Study	Task	Model	Dataset	Performance
Brancati et al. (2022) [21]	Subtyping BC lesions	ResNet, EfficientNet	BRACS	66% accuracy
Ahmed et al. (2023) [22]	Transfer learning	Xception, ResNet50	BRACS	96.2% F1-score
Kausar et al. (2023) [23]	Multiclass BC classification	Lightweight CNN	BRACS	72.2% accuracy
Nawaz et al. (2018) [7]	BC classification	AlexNet	ICIAR 2018	87% accuracy
Sahu et al. (2023) [4]	Hybrid model for BC	Hybrid CNN	Mammogram + Ultrasound	94.5% accuracy
He et al. (2024) [12]	Fusion for BC detection	Multi-CNN Fusion	Custom	Improved specificity
Tan and Le (2019) [17]	Model scaling for BC	EfficientNet-B0	BRACS	High efficiency
Simonyan and Zisserman (2014) [19]	Fine-tuned CNNs	VGG-16, VGG-19	BRACS	73% accuracy
Howard et al. (2017) [20]	Mobile vision	MobileNet	BRACS	73% accuracy
He et al. (2016) [18]	Deep residual learning	ResNet-50	BRACS	71.6% accuracy
Gurcan et al. (2009) [9]	Review of AI in histology	Traditional + AI methods	Various	Review study
Di Giammarco et al. (2023) [13]	Explainable cancer detection	Custom CNN	Cervical images	High interpretability
Vaidyanathan and Kaklamani (2021) [6]	Genetic data integration	Custom CNN	Genetic + Imaging	Improved precision
Nam et al. (2020) [24]	AI in pathology	Various CNNs	Digital pathology	Integration challenges

shows a comparison of the state-of-the-art literature related to BC detection.

As emerged from the discussion, this work represents the first attempt to propose a method for explainable BC detection and localization.

5. Conclusions and Future Work

Accurate histopathological diagnosis is crucial for BC as patient numbers surge and pathologist resources dwindle [24]. We believe that our study significantly impacts the early diagnosis and identification of breast cancer tumors and their subtypes, especially atypical and malignant tumors, thus improving patient outcomes and reducing patient mortality rates.

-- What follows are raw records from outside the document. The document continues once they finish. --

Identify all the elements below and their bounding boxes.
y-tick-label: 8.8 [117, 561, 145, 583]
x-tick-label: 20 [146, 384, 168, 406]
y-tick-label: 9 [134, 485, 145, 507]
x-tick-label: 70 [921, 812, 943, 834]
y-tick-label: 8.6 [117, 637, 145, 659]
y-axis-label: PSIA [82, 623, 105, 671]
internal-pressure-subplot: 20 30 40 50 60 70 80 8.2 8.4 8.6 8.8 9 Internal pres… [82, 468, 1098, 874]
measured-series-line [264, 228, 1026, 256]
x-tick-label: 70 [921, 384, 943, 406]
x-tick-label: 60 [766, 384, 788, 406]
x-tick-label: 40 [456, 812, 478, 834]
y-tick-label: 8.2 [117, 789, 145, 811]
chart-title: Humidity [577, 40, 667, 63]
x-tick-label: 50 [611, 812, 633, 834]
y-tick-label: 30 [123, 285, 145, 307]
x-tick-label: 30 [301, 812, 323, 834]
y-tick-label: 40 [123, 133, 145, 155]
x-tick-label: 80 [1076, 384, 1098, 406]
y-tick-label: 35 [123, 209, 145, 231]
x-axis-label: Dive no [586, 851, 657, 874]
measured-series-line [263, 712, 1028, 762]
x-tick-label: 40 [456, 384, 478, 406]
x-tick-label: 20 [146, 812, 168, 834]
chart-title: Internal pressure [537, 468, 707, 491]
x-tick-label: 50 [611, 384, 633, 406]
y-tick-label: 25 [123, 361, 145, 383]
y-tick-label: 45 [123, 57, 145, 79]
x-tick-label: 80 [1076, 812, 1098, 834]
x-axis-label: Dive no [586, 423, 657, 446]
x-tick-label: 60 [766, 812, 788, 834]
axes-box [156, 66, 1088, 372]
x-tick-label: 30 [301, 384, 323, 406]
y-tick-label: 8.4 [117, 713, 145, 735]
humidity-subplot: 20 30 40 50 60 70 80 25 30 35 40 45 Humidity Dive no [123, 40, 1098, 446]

Although the proposed model did not outperform state-of-the-art models in terms of BC detection, it did in terms of explainability, as the heatmaps generated using Grad-CAM revealed a proper detection of the presence of benign, atypical, and malignant tumors. Both our networks (Standard_CNN and MR_Net) based their decision on the geometry of the structures and the number and shape of the cells. However, MR_NET managed to obtain more defined contours for the areas of interest, despite presenting a slightly lower level of confidence. Neither already existing models nor the fine-tuned ones seemed to reach these results for the Grad-CAM heatmaps. It is clear that these models did not evaluate the correct areas of the images, thus partially invalidating their results. Integrating deep learning into routine pathology practice stands to improve diagnostic accuracy, thereby contributing to reducing avoidable errors. As future work, we will explore the possibility of considering other models, for instance, related to object detection, to understand whether it is possible to improve the performance obtained in terms of BC localization. Moreover, we are working to provide numerical values of the coincidence of the regions obtained by Grad-CAM with the image areas for decision-making, with the aim to compute a kind of metric for the evaluation of the qualitative analysis.